In the ongoing chronicles of my little car and me: today was almost it for us. I'm divorcing my car. I'm serious. I can't love it well enough and it can't protect me. This is no semi-conservative, biblically based relationship--I've learned that much from church the last five weeks.
Here's the thing. I'm driving it illegally (traffic laws are for the man) (just kidding). It didn't pass inspection recently and even more recently I got pulled over for the first time ever and was ticketed for being expired. There are so many things wrong with it and it's going to cost so much to fix that I figured, if I get the Link job and have to get rid of it anyway, that it may not even be worth doing anything but getting rid of it. Among the more notable problems are the fact that my steering tends to quit working while I'm driving and that it pulls badly to the left. Turns out I have a bad tire! Explains the pulling. That said, I'm riding my bike more, driving little car as infrequently as I can and biding my time.

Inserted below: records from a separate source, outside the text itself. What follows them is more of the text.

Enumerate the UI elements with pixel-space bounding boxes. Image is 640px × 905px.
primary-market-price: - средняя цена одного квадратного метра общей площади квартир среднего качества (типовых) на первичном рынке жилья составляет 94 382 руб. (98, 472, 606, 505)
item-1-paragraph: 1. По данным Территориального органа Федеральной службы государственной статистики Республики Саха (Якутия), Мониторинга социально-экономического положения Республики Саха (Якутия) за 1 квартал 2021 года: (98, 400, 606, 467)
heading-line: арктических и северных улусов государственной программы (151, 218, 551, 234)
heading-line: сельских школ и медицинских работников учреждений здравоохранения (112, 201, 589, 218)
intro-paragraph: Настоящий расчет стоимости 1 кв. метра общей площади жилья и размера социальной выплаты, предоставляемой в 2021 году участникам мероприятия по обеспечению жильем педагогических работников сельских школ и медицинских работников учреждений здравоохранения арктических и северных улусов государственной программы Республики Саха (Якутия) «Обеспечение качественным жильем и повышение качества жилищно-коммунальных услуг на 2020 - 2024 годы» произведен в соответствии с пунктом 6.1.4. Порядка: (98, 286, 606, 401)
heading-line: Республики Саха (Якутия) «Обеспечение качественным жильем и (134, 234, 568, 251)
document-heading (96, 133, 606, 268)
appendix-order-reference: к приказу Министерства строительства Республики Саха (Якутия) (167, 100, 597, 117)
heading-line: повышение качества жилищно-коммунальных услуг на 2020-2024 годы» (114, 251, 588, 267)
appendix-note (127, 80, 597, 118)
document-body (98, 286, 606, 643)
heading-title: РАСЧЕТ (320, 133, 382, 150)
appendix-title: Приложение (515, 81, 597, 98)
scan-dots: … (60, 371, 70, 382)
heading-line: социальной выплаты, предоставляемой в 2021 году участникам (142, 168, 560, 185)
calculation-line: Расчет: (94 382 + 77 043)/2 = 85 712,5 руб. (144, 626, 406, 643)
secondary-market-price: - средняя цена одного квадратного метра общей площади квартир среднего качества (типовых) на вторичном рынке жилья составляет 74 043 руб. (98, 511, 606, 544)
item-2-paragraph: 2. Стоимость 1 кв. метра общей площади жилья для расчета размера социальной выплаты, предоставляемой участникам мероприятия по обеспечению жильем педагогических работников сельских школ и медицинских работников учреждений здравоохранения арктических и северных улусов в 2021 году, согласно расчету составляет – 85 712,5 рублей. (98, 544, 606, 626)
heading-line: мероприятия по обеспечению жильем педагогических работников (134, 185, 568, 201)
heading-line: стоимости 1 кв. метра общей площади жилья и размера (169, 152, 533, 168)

However, today I babysat for two lovely kids and I needed my car to get across town. About two miles away, big old noise and big old jerk to the left and then flap flap flap--I realize I have had a blow out. (I'm tense shifting again, guys.) Thankfully, I was able to get to a parking lot, didn't lose control of my car, none of that. And after my roommates brought me one of their cars, the dad of the kids I was babysitting helped me put the spare on.
So I'm hesitant at this point. I love my little car. Break up? I don't know if I can go through with it. And after all, even in all the mess of it, we made it through together today. One day at a time? Building trust, communicating? In it for the long drive? I think so.